La Bête, 1 / Zidrou, Franck Pé

Couverture de l'album
    Les amateurs de bande dessinée connaissent le Marsupilami, sympathique bestiole pourvue d'une interminable queue et d'un caractère facétieux et colérique. Le personnage créé par Franquin, dans ses multiples occurrences et produits dérivés, est toujours amusant et inoffensif, drôle et attendrissant. C'est un tout autre animal qu'ont imaginé Zidrou et Franck Pé, pas moins émouvant, mais diamétralement opposé à l'image de cartoon qu'on a gardé en mémoire. Il débarque au cours d'une nuit noire et pluvieuse de novembre 1955 sur le port d'Anvers, à l'issue d'une longue et tragique traversée au cours de laquelle la cargaison d'animaux exotiques sans doute destinée au trafic s'est entre-dévorée. Il est rescapé d'une véritable tuerie, ce qui pose le personnage d'emblée : dans l'ensemble fidèle au portrait physique qu'en a fait son créateur, Franquin, mais redevenu un animal sauvage...

    Arraché à sa jungle, perdu parmi les hommes, il va croiser la route d'un autre personnage à qui la vie n'a guère fait de cadeau. Le jeune François, ostracisé plus ou moins ouvertement par ses camarades et leurs parents, car fruit des amours de sa mère pour un « boche » pendant la dernière guerre (dont les blessures sont encore mal cicatrisées). Mais François comme Jeanne refusent de céder à la mesquinerie des voisins et à la méchanceté de la vie. François, à chaque coup dur, se trouve un nouvel ami, un animal éclopé à recueillir, malgré les remontrances attendries de sa mère, qui est celle qui fait bouillir la marmite pour tout le petit monde :
« Je commence à en attraper marre, François ! Il n'est pas écrit « Zoo d'Anvers », sur ma devanture ! Une taupe albinos ! Une hulotte idiote ! Une caille sans plumes ! Un vieux matou qui pète tout le temps ! Des salamandres ! Un chien à trois pattes ! La seule chauve-souris diurne au monde ! Un aigle même pas fichu de voler ! Un hérisson couard ! Un dindon qui se prend pour un coq ! Une couleuvre sénile ! Un lièvre à moitié paralytique ! Un cheval de trait alcoolique ! Un couple de ragondins tout le temps en rut ! Il ne manque plus qu'une licorne et notre arche de Noé affichera complet !! »
Cette licorne, ce sera un drôle d'animal, « un enfant en imperméable jaune avec... un lasso ! », « une espèce de léopard mal fichu », le fameux Marsupilami, que François rencontre à l'occasion d'une tempête de plus. « Lange staart » (longue-queue), comme l'appelle le petit garçon qui a un don pour entrer en relation avec les animaux même les plus méfiants. Un maître romantique à la pédagogie novatrice, une mère célibataire farouchement courageuse, des voisins bien-pensants et le contexte fragile de l'après-guerre en Belgique... les ingrédients du drame se mettent en place, pour nous mettre en attente du tome 2 ! « Qu'est-ce qu'on va faire, maintenant ? Je ne sais pas, Marquis. On va commencer par boire tranquillement notre bière et puis... et puis on verra bien ! »

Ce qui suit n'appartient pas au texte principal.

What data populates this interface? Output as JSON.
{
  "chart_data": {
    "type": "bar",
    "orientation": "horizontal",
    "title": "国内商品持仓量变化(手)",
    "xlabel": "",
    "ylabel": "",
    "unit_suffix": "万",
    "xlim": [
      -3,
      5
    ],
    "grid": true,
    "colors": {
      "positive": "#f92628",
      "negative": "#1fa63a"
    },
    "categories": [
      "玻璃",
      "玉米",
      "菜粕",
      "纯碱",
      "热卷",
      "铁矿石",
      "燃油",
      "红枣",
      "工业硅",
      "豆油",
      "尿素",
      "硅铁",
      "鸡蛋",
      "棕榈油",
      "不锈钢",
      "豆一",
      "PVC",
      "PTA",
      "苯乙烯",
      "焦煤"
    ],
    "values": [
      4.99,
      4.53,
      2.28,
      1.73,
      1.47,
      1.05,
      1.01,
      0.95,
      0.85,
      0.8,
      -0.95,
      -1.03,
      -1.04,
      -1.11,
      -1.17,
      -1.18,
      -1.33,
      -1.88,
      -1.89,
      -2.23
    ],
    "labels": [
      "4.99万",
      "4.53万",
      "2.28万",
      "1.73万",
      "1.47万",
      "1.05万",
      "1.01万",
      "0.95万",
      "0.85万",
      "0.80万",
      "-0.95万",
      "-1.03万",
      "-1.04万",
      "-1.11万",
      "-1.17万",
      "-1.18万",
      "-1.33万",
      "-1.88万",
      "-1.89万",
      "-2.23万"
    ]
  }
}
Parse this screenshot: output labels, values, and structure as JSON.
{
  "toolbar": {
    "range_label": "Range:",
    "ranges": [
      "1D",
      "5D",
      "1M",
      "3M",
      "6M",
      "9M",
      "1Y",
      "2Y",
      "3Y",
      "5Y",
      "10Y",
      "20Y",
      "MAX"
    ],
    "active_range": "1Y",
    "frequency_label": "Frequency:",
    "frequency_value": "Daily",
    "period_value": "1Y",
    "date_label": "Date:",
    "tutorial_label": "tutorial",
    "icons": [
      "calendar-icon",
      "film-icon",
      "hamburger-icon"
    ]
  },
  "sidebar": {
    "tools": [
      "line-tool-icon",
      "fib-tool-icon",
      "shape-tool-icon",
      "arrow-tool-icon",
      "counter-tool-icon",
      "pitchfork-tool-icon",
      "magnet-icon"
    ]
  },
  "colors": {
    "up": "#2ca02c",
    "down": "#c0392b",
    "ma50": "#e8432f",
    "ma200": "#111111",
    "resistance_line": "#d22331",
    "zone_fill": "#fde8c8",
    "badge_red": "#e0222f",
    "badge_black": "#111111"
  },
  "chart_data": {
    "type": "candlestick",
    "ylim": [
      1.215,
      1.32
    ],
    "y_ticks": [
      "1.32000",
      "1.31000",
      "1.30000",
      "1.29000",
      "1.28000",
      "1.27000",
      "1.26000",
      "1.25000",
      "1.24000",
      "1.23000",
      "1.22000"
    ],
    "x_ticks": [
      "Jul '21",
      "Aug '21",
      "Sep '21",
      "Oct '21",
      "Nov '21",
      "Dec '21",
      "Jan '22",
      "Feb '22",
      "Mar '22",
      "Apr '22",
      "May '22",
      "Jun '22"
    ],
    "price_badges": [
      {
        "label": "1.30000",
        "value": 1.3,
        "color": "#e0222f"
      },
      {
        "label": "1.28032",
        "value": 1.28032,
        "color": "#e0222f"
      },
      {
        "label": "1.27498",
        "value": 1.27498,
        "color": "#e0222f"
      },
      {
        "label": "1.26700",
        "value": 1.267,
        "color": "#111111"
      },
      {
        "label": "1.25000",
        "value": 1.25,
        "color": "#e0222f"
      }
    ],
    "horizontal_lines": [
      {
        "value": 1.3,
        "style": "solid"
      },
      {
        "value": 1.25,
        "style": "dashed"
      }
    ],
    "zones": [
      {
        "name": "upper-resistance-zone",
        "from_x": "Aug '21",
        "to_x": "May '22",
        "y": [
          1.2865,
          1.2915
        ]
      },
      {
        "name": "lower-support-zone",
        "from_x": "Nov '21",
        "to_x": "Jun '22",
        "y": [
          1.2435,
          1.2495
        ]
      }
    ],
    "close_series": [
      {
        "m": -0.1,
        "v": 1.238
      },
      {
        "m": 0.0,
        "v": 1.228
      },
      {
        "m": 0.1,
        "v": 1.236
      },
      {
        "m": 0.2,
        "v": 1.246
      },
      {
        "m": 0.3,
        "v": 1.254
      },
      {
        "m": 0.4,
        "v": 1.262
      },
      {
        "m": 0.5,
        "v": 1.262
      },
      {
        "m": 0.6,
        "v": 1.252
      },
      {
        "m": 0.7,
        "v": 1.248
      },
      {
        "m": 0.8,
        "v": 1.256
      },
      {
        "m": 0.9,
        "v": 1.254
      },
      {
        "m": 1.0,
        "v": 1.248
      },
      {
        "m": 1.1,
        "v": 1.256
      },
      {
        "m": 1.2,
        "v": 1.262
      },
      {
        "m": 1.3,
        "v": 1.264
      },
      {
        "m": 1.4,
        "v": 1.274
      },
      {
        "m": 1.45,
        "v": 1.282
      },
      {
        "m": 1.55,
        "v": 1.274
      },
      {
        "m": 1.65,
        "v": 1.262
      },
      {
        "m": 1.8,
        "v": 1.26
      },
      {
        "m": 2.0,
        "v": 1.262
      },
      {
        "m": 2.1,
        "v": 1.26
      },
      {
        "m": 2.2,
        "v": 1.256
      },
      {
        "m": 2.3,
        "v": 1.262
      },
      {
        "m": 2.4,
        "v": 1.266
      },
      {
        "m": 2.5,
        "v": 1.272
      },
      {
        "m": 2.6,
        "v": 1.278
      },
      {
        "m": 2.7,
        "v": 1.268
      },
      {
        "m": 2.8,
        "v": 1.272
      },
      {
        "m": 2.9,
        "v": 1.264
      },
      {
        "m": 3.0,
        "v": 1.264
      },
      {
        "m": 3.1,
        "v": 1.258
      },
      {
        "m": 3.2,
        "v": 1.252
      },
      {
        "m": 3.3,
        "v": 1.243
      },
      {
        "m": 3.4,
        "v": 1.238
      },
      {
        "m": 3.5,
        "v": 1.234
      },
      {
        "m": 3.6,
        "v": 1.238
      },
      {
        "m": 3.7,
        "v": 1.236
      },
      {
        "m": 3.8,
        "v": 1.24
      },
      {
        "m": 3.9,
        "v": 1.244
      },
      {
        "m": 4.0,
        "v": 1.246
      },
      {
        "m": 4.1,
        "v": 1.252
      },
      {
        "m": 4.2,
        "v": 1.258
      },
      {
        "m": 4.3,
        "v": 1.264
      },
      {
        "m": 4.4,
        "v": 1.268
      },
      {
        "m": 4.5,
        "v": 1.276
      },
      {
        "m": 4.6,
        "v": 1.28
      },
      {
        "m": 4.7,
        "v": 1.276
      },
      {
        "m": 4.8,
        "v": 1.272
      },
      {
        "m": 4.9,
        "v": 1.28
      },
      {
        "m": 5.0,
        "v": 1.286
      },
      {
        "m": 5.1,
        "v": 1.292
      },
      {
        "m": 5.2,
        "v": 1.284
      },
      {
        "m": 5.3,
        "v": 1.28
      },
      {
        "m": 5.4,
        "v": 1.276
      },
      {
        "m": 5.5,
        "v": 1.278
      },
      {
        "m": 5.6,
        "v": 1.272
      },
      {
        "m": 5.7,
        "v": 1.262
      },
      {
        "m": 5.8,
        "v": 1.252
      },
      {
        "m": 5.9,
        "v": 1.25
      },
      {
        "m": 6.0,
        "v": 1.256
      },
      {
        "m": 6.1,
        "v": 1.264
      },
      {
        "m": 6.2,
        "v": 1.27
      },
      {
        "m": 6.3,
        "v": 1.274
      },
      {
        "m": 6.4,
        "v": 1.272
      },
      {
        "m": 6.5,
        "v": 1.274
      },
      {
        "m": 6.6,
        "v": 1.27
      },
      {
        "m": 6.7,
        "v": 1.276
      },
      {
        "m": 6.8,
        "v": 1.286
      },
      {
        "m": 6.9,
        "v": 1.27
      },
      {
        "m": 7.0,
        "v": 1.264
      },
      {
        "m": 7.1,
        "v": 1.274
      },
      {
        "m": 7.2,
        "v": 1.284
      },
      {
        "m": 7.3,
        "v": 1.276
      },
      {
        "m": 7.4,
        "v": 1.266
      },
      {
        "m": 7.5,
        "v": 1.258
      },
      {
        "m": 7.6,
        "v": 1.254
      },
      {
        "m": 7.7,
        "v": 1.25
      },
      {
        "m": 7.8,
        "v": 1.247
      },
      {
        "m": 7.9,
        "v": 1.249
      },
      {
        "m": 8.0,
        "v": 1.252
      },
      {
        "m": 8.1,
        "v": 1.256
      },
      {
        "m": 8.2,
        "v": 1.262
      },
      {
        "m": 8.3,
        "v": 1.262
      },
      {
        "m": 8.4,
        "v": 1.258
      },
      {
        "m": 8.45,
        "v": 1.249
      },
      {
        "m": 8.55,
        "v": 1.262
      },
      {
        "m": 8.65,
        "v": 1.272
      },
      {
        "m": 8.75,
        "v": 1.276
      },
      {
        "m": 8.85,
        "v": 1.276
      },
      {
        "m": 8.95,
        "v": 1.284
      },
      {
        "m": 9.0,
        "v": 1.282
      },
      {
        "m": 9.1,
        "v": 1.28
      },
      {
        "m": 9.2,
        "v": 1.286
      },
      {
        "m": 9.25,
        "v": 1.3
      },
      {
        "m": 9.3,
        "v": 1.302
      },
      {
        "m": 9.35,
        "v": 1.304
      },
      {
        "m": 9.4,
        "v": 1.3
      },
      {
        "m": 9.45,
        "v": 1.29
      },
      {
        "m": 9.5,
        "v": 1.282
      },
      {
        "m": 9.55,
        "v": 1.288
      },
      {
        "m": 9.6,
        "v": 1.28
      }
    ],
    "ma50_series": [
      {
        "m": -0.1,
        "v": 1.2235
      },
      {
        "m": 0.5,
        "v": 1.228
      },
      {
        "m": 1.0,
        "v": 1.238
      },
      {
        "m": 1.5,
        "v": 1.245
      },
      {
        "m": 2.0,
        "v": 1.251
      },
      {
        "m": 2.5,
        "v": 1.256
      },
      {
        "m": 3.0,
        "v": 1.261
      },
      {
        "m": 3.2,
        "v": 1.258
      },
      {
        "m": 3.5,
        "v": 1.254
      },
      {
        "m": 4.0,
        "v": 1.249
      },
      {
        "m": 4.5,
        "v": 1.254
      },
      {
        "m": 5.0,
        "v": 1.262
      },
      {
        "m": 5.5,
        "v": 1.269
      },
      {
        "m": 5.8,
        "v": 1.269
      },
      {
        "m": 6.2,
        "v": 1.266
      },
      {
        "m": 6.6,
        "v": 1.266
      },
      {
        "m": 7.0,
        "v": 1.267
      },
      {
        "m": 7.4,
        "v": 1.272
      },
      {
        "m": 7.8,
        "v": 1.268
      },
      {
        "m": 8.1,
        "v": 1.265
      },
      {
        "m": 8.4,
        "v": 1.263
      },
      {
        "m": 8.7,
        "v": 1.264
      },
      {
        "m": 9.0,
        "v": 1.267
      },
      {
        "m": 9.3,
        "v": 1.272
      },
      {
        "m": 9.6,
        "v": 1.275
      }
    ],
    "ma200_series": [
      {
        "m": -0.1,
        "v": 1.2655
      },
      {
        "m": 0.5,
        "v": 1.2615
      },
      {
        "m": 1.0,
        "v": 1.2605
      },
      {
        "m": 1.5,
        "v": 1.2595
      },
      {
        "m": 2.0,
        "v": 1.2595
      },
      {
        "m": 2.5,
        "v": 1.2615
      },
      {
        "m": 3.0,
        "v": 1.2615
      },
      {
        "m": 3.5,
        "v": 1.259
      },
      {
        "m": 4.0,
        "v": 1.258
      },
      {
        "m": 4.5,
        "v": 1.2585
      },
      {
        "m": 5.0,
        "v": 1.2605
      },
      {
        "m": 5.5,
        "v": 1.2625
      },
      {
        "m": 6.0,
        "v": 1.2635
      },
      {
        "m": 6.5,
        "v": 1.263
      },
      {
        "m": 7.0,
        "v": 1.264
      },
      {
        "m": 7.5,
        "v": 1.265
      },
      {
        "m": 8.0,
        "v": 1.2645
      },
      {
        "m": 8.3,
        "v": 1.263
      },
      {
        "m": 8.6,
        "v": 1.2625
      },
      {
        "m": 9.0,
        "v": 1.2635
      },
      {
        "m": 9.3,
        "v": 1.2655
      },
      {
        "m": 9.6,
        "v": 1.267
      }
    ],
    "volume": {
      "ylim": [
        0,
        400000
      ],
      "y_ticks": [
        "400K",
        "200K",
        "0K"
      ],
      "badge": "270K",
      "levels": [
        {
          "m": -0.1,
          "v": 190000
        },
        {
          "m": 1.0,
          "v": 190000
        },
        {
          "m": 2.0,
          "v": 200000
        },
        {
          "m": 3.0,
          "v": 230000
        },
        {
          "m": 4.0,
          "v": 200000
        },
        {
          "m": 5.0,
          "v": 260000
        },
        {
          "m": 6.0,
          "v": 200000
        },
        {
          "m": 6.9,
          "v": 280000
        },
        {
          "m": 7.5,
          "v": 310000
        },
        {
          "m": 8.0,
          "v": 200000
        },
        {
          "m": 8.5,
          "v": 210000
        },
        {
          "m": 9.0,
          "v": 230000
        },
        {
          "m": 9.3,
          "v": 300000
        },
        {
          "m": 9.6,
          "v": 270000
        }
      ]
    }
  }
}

    On reconnaît la signature humaniste de Zidrou au scenario, que traduit à merveille le dessin de Frank Pé. Cet album se détache de toute la production actuelle des Spirou et Fantasio (dans laquelle on trouve de nombreuses réussites) en proposant une relecture radicalement différente du personnage secondaire qu'est le Marsupilami, à sa vraie place d'animal sauvage, au sein d'un drame social. Un réussite à proposer dès la 4e-3e, au lycée et au LP.



Références :
La Bête, 1 / Zidrou, Franck Pé. Dupuis, 2020. 24,95 €. 979-1-0347-3821-2.